I have a CSV file that has some quoting issues:
"Albanese Confectionery","157137","ALBANESE BULK ASST. MINI WILD FRUIT WORMS 2" 4/5LB",9,90,0,0,0,.53,"21",50137,"3441851137","5 lb",1,4,4,$6.7,$6.7,$26.8
SuperCSV is choking on these fruit worms (pun intended). I know that the 2"
should probably be 2""
, but it's not. LibreOffice actually parses this correctly (which surprises me). I was thinking of just writing my own little parser but other rows have commas inside the string:
"Albanese Confectionery","157230","ALBANESE BULK JET FIGHTERS,ASSORTED 4/5 B",9,90,0,0,0,.53,"21",50230,"3441851230","5 lb",1,4,4,$6.7,$6.7,$26.8
Does anyone know of a Java library that will handle crazy stuff like this? Or should I try all the available ones? Or am I better off hacking this out myself?

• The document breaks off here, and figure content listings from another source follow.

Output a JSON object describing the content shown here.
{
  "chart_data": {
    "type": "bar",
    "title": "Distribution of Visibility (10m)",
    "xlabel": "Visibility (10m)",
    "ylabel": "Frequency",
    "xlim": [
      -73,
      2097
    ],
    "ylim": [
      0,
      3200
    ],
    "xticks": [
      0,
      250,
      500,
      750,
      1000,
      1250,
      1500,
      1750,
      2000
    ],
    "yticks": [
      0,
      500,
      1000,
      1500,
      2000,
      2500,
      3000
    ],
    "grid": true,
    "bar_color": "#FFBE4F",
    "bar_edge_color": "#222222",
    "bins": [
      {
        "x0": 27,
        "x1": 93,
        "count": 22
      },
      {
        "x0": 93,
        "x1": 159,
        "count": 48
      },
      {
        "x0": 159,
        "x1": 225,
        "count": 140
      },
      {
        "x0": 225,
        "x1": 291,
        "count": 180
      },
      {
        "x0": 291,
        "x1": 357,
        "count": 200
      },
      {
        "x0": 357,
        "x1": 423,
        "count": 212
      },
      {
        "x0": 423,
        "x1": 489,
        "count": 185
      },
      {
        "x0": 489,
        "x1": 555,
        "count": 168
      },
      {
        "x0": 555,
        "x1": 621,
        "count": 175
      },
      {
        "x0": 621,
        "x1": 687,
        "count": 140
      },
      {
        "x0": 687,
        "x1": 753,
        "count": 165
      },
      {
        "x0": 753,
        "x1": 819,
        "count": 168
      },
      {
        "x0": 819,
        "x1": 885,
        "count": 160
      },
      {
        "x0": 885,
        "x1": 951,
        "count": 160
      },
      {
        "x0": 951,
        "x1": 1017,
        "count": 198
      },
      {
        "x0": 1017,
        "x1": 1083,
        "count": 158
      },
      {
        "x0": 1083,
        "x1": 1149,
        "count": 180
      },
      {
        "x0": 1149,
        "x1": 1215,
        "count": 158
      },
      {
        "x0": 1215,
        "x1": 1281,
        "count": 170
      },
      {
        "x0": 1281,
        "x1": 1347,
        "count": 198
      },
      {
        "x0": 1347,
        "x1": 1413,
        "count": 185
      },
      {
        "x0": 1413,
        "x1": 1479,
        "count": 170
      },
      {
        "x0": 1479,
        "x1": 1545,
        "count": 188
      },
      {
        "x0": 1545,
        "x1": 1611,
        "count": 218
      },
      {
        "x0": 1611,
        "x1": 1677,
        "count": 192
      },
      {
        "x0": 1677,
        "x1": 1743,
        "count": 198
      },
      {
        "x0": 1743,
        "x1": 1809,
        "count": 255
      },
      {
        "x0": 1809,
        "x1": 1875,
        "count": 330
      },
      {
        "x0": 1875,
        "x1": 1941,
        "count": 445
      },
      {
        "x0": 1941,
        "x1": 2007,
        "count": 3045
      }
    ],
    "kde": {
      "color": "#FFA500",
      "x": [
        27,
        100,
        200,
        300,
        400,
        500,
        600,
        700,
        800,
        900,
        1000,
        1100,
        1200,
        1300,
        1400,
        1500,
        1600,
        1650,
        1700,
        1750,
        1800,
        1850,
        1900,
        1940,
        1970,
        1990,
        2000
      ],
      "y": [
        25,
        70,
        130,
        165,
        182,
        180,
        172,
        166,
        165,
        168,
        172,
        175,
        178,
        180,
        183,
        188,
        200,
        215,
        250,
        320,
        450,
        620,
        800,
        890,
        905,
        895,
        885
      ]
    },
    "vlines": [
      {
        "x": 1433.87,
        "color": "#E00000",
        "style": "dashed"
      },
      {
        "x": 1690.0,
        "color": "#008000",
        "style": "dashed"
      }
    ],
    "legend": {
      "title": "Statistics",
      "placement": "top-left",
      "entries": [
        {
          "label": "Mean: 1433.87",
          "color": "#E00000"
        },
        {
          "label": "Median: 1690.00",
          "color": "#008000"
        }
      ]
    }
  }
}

The right solution is to find the person who generated the data and beat them over the head with a keyboard until they fix the problem on their end.
Once you've exhausted that route, you could try some of the other CSV parsers on the market, I've used OpenCSV with success in the past.
Even if OpenCSV won't solve the problem out of the box, the code is fairly easy to read and available under an Apache license, so it might be possible to modify the algorithm to work with your wonky data, and probably easier than starting from scratch.